Cyberkriminalität trifft immer häufiger auch Unternehmen in Ostwestfalen
IHK rät: kein Lösegeld zahlen!

Berlin/Bielefeld (WB/ef/dpa). Opfer einer digitalen Schutzgelderpressung – Experten sprechen von Ransomware-Angriffen – sollten das verlangte Lösegeld nicht zahlen. Das rät Lars Döhler von der IHK Ostwestfalen-Lippe. »Man darf nicht vergessen: Es handelt sich hier um Kriminelle.«

Donnerstag, 07.11.2019, 08:00 Uhr
Symbolbild. Foto: dpa

Döhler verweist auf einen Fall aus der jüngeren Vergangenheit: Ein Unternehmer aus Ostwestfalen kam nicht mehr an seine Daten und zahlte das verlangte Lösegeld von einigen tausend Euro, um die Sperre im Computersystem aufheben zu können. Doch der sogenannte »Schlüssel«, den er daraufhin von seinem Erpresser erhielt, funktionierte nicht. Das Geld war futsch und das Problem nicht behoben. Döhler rät den Unternehmen, präventiv tätig zu werden und ihre IT besser zu sichern. Wertvolle Daten sollten am besten so geschützt werden, dass sie nicht über das Internet gestohlen oder manipuliert werden können.

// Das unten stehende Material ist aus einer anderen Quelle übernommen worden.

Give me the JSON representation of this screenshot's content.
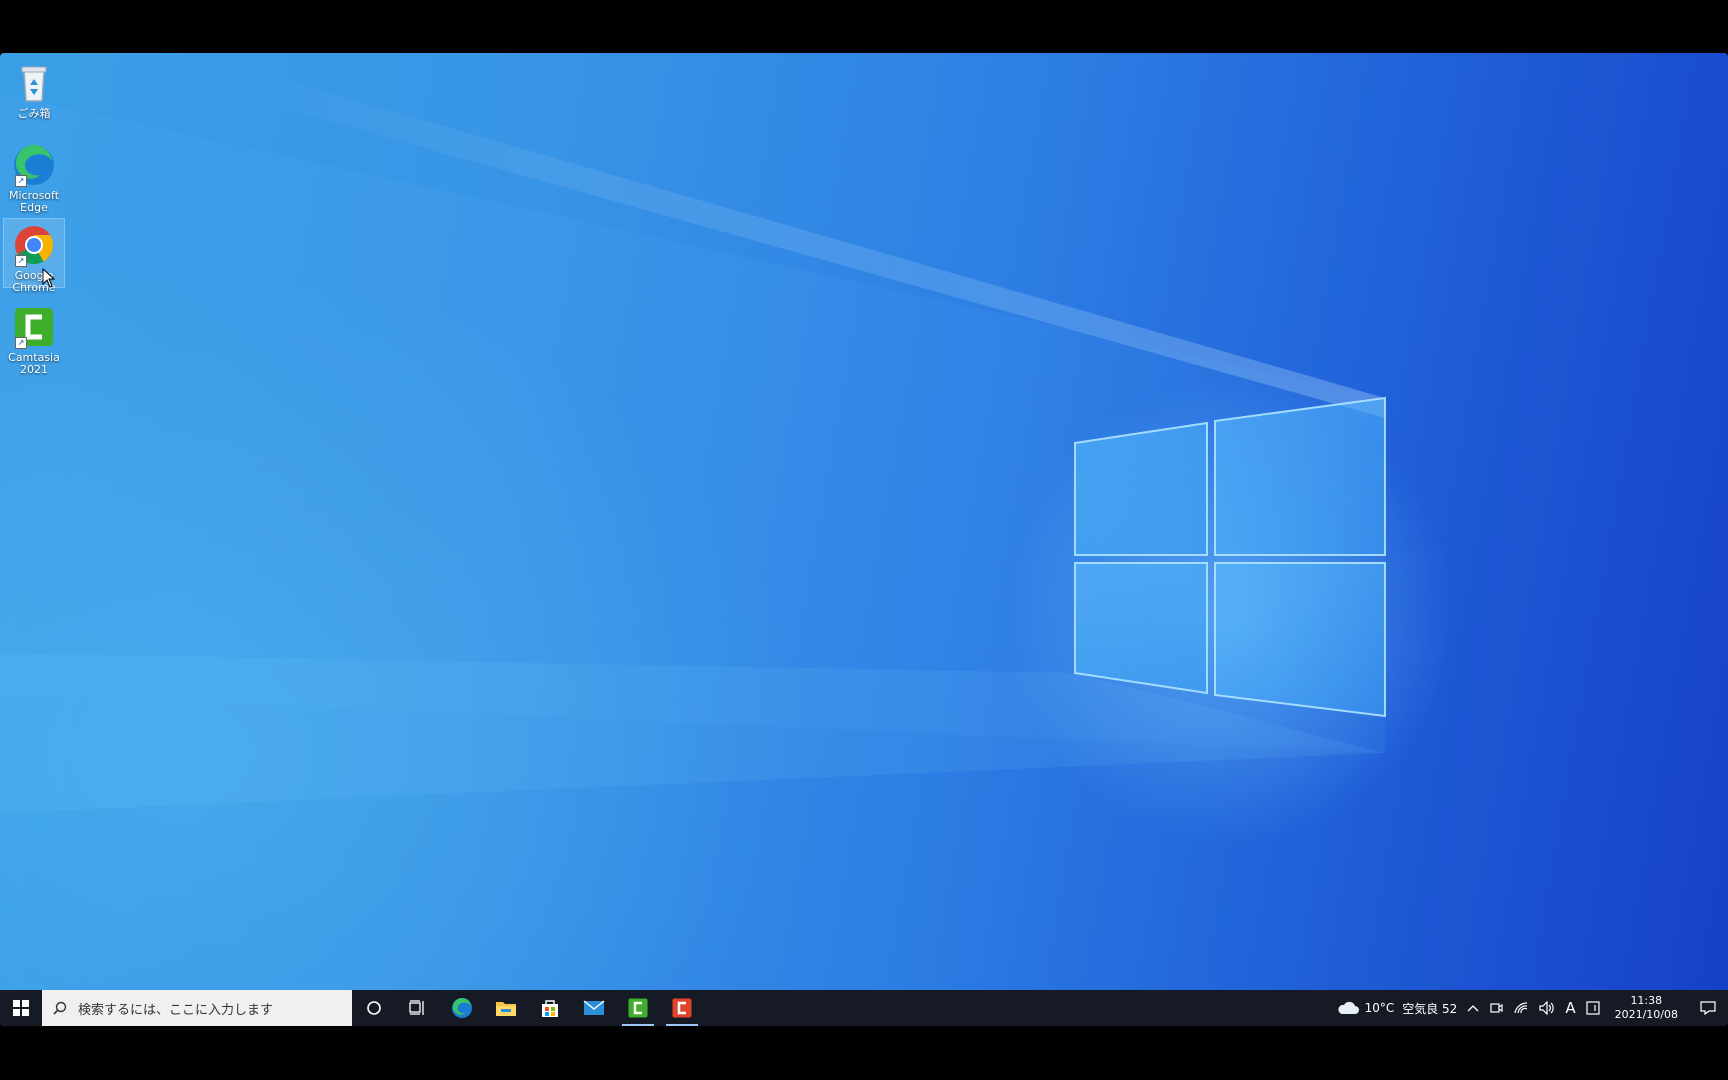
{
  "desktop": {
    "icons": [
      {
        "label_line1": "ごみ箱",
        "label_line2": "",
        "icon": "recycle-bin-icon"
      },
      {
        "label_line1": "Microsoft",
        "label_line2": "Edge",
        "icon": "edge-icon"
      },
      {
        "label_line1": "Google",
        "label_line2": "Chrome",
        "icon": "chrome-icon"
      },
      {
        "label_line1": "Camtasia",
        "label_line2": "2021",
        "icon": "camtasia-icon"
      }
    ]
  },
  "taskbar": {
    "search_placeholder": "検索するには、ここに入力します",
    "pinned": [
      "cortana-icon",
      "task-view-icon",
      "edge-icon",
      "file-explorer-icon",
      "store-icon",
      "mail-icon",
      "camtasia-icon",
      "camtasia-recorder-icon"
    ],
    "weather": {
      "temp": "10°C",
      "air": "空気良 52"
    },
    "ime": "A",
    "clock": {
      "time": "11:38",
      "date": "2021/10/08"
    }
  },
  "colors": {
    "taskbar_bg": "#151a25",
    "wallpaper_accent": "#2d7fe4"
  }
}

»Umfang und Qualität der Angriffe auf Unternehmen haben dramatisch zugenommen«, sagte am Mittwoch Achim Berg, der Präsident des Digitalverbandes Bitkom. In Berlin stellte Berg die Ergebnisse einer Befragung von mehr als 1000 Wirtschaftsvertretern vor.

Allerdings gibt es nicht nur Cyberattacken, sondern auch weiterhin Übergriffe in der analogen Welt. Einem knappen Drittel der Befragten wurden IT- oder Telekommunikationsgeräte gestohlen. Fast jedem Sechsten wurden physische Dokumente, Unterlagen, Muster, Maschinen, Bauteile und ähnliches entwendet.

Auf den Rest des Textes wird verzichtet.